Updated: June 30, 2021
You just heard about a budding business and you’re looking to invest. You’re excited to help the young company grow, so you agree to lend some money. The owners are ecstatic! They send you what’s called a “convertible note” – what is this?
If you’re an investor that’s been presented with a convertible note, this article is for you. If you’re the owner of a startup, you may want to check out our post on Convertible Debt from a business owner’s perspective.
This article will cover some of the key questions you’re probably thinking about:
A convertible note is a financial instrument that represents convertible debt, an investment in the form of a loan which later converts into an equity stake in the company if the business takes off. It’s where you, the investor, agree to lend money to a new business, in exchange for one of two outcomes: (i) if the company does well, you get to convert your investment into an ownership interest; and (ii) if the company doesn’t do so well, you can still get your money back as if it were a regular loan. Startups turn to convertible debt because it gives them access to relatively quick loans with low interest rates from private investors – but it’s important to know why you may also want a convertible debt structure.
As an investor, there are some terms you may want to pay particular attention to: (i) the interest rate; (ii) the conversion discount; and (iii) the valuation cap.
Because the convertible note starts as a loan, it will typically include an interest rate. This interest rate will apply if the company doesn’t move forward, and ends up giving you back your money before it can be converted into equity. The typical interest rate you’d see in a convertible note ranges from 4% to 12%. Although the interest rate will give you some profit on your money, what you really want (and what you’re hoping for) is a greater return on your money if the company does well. This is where the conversion discount and valuation cap come in.
When you’re out shopping, you may hear a sales associate say, “If you spend $100 today, you get 20% on your next purchase!” That’s kind of how the conversion discount works – you pay up now, and receive a discount in the future.
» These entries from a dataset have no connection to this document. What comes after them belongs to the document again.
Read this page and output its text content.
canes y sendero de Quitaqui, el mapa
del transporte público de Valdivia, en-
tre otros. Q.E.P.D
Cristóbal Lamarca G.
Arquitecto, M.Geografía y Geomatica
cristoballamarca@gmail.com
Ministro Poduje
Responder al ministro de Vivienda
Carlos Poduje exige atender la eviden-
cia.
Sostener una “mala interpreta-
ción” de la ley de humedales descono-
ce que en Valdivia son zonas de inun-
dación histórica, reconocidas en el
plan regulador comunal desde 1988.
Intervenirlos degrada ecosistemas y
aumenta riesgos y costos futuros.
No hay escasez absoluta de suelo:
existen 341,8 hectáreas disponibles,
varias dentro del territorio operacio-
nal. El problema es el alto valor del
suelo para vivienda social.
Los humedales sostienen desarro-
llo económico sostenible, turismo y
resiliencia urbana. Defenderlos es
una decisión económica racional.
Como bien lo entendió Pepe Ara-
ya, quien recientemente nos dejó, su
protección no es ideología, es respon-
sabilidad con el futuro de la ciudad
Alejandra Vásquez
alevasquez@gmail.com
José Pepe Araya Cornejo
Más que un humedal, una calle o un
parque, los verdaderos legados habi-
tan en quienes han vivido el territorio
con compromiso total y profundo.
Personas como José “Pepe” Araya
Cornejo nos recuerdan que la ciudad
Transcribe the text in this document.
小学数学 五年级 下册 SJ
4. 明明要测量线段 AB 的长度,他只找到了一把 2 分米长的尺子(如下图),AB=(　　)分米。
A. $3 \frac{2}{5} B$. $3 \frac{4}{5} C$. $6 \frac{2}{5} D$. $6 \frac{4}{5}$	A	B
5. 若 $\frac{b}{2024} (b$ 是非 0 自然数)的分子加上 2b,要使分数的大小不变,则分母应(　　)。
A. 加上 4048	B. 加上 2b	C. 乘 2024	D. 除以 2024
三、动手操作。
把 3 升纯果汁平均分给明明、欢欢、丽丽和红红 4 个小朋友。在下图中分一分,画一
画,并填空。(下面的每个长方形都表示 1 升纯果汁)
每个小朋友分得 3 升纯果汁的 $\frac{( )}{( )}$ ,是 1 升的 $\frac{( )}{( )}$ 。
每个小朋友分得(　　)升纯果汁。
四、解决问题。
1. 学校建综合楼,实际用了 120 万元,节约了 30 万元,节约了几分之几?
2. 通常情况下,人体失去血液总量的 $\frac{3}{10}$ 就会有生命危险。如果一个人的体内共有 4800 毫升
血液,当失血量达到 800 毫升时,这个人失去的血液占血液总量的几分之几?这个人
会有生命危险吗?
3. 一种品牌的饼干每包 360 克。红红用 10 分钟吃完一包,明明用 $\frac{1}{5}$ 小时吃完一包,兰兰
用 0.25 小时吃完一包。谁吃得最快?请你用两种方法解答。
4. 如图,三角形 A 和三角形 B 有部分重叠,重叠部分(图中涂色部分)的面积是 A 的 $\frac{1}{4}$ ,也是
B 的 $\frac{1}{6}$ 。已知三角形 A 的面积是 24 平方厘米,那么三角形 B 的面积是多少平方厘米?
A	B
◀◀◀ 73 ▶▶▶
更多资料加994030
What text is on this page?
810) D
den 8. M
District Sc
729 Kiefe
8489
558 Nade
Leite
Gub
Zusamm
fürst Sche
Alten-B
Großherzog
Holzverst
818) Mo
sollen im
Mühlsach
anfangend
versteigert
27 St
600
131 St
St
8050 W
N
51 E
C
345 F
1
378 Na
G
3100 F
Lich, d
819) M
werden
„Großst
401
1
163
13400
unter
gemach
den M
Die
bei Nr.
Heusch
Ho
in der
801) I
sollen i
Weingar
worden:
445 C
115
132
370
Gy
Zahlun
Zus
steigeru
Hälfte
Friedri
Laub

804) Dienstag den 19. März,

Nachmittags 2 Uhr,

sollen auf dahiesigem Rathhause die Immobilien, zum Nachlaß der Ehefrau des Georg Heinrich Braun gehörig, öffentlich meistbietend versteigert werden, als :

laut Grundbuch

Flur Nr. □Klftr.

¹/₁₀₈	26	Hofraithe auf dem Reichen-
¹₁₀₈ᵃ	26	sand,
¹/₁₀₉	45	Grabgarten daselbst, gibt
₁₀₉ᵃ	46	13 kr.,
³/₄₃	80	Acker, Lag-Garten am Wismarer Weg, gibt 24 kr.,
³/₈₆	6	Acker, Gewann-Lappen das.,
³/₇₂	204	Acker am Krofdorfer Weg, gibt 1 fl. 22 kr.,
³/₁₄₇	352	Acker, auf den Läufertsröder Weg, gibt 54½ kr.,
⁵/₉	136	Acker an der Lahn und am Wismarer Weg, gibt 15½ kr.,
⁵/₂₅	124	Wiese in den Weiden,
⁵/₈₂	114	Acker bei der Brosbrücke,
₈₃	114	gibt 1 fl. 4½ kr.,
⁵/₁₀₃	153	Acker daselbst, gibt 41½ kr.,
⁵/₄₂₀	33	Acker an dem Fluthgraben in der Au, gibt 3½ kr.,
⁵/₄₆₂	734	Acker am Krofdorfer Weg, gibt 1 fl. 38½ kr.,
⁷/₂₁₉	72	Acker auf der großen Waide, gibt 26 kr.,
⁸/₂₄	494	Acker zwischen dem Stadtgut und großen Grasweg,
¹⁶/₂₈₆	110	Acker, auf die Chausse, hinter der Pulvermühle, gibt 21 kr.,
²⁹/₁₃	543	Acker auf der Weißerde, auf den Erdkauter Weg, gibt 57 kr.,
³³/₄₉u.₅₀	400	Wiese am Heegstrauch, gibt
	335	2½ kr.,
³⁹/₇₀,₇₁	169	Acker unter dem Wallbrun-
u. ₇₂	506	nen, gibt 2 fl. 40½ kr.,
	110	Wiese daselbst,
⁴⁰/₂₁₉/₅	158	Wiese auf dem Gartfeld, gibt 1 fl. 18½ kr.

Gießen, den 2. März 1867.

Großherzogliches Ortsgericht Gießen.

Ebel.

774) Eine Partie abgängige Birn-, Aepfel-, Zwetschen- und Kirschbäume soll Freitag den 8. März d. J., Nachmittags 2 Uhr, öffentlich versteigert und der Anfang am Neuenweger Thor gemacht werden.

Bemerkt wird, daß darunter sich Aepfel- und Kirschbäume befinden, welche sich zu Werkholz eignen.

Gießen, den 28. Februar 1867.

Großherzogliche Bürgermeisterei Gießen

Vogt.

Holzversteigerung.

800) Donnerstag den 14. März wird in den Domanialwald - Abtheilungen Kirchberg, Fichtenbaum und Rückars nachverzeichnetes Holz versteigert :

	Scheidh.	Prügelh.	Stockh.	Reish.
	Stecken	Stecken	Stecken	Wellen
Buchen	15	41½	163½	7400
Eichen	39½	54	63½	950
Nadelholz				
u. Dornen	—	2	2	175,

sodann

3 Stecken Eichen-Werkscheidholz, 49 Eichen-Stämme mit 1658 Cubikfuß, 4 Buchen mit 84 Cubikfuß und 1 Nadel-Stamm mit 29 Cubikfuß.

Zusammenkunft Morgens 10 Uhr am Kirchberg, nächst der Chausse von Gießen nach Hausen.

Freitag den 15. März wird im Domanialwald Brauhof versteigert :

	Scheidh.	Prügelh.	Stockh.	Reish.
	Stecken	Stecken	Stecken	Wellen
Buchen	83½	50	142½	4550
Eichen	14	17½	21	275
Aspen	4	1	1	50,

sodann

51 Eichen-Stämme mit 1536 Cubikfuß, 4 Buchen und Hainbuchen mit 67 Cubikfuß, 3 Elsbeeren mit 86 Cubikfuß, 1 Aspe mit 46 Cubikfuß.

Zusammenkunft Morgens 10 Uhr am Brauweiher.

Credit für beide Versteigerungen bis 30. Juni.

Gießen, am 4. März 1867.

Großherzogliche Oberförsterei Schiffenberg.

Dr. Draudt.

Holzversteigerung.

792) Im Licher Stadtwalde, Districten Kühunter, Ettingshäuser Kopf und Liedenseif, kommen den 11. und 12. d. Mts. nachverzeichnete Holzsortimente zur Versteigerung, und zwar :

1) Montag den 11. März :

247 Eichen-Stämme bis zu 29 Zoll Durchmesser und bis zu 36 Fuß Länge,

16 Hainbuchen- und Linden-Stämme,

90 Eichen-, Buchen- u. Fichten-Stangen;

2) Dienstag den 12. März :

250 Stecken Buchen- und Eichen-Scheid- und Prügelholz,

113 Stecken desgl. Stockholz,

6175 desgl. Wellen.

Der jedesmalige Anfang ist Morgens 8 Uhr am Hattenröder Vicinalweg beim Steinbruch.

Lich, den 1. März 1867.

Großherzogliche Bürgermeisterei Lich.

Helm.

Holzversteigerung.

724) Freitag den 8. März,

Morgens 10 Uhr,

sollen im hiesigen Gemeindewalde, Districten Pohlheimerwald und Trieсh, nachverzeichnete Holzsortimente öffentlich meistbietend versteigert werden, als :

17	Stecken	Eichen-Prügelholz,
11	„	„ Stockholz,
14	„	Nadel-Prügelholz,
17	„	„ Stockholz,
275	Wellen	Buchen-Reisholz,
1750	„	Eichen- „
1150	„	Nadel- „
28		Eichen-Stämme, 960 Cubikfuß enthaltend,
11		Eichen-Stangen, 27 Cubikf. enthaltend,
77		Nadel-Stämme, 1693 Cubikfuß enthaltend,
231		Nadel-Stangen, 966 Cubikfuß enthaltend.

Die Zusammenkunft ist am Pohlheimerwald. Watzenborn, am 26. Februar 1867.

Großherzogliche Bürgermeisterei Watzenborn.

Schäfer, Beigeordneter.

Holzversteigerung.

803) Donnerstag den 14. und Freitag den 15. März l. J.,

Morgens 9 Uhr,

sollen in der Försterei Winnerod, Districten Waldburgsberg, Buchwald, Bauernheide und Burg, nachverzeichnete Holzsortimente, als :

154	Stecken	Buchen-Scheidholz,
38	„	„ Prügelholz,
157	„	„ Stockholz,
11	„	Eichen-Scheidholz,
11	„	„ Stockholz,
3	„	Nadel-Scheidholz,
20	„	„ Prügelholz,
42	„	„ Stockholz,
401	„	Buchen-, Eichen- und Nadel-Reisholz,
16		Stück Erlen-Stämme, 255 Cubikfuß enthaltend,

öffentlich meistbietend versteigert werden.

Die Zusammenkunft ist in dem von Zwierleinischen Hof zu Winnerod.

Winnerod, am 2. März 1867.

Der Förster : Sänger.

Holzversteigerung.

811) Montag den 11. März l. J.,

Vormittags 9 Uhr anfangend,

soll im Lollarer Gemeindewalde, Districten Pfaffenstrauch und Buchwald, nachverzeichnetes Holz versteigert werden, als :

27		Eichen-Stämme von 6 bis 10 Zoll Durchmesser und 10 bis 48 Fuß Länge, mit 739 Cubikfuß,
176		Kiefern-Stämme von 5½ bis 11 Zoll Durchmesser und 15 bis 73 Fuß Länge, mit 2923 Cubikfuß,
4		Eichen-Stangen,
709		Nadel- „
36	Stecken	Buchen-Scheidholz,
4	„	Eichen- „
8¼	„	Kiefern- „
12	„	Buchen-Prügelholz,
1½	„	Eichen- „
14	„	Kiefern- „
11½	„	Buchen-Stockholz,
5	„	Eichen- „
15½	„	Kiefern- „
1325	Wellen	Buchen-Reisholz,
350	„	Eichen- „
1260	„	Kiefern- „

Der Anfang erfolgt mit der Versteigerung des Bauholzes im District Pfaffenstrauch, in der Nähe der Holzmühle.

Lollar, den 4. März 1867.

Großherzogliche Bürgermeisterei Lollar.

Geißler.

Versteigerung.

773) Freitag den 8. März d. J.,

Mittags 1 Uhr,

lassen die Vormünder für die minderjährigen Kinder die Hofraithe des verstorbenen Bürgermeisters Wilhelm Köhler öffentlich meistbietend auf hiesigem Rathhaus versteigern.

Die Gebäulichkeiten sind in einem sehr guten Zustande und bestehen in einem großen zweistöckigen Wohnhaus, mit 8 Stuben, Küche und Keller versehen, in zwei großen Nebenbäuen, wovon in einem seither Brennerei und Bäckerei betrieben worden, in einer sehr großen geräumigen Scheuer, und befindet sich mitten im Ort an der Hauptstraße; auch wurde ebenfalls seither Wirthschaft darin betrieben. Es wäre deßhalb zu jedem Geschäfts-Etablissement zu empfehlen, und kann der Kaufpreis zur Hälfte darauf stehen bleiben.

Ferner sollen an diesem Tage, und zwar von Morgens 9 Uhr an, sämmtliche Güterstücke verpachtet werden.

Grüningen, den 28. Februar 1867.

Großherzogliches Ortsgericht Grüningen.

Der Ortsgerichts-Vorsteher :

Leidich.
Let’s look at an example: you invest $10,000 in a company and you’re offered a 20% conversion discount in your convertible note. You hear that business is going great, and six months down the line the company brings in Series A investors. You also hear that these Series A investors are paying $1 per share to get in. Good news – you’re only paying 80 cents per share! So where a Series A investor only gets 10,000 shares for their $10,000, you get 12,500 shares for the same price.
Typically, the convertible note will convert your investment to shares either at the conversion discount, or in accordance with a valuation cap (usually the option that costs you less will apply). The valuation cap puts a ceiling on the value of the company, so that the price you pay per share doesn’t overinflate if the company value skyrockets. For example, let’s say your convertible note has a $3 million valuation cap. The company does a Series A round of funding, and it’s determined at that later time that the company is worth $6 million. The Series A investors are paying $1 per share, but because your investment will convert as if the value is $3 million, you pay less – half the value, half the price. So, you’re only going to pay 50 cents per share. Where the new investors get 10,000 shares for $10,000, you get 20,000 shares!
When you invest in a new company, you’re taking a huge risk. In its early stages, it’s hard to determine the value of the business, so you don’t really know what you’re putting your money down for. But with a convertible note, you have a safety net. Even if the company doesn’t grow in value, at the very least you’re entitled to your money back with some interest on top.
While it’s nice to know that you’ll get some interest on that returned loan, the real upside is where the company grows into a successful business. With the right conversion discount, and a favorable valuation cap, there’s potential to make some good money.